We consider some attacks on multi-prime RSA (MPRSA) with a modulus $N=p_1p_2\dots p_r$ ($r \ge 3$). It is believed that the small private exponent attack on the MPRSA is less effective than that on RSA (see Hinek et al.'s work at SAC 2003), which means that one can use a smaller private exponent in the MPRSA than that in the original RSA. However, our attacks show that private exponents which are significantly beyond Hinek's bound may be insecure when the prime difference $\Delta$ ($\Delta=p_r-p_1=N^{\gamma}$, $0<\gamma<1/r$, suppose $p_1\leq p_2\leq\cdots\leq p_r$) is small.
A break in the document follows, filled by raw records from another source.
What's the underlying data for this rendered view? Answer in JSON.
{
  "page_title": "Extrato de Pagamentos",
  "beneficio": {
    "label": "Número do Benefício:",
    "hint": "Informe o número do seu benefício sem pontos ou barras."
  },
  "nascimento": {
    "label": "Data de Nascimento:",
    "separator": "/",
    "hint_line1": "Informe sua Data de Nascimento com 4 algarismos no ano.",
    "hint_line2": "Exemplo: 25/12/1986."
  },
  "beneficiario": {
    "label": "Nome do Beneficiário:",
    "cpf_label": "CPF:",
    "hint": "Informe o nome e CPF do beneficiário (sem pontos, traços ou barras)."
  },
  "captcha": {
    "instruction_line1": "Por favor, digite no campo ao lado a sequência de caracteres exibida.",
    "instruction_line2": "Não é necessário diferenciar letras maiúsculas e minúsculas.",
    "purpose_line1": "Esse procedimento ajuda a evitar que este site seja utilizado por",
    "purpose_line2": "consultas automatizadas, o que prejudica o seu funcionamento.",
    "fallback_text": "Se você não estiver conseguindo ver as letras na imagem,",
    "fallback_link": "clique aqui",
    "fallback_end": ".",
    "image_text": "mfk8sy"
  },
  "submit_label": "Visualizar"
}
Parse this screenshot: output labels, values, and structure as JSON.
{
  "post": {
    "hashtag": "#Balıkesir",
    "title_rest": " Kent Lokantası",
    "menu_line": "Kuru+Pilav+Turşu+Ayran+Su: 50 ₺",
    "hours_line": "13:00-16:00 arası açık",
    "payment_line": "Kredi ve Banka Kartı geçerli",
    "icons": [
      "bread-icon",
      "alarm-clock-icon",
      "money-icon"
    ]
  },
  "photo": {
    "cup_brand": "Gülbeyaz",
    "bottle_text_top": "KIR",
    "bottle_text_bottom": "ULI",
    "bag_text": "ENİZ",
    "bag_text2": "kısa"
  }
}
By exploring the relation between $\phi(N)$ and its upper bound, our proposed small private exponent attack can make full use of the benefit brought by small prime difference. It is shown that the MPRSA is insecure when $\delta<1-\sqrt{1+\gamma-2/r}$, where $\delta$ is the exponential of the private exponent $d$ with base $N$, i.e., $d=N^{\delta}$. This result is a perfect extension of the best known small private exponent attack. We also present a Fermat-like factoring attack on the MPRSA which can directly factor the modulus $N$ when $\Delta\leq N^{1/r^2}$. These results surpass those of Bahig et al. (ICICS 2012) and the attacks are experimentally proved effective in practice.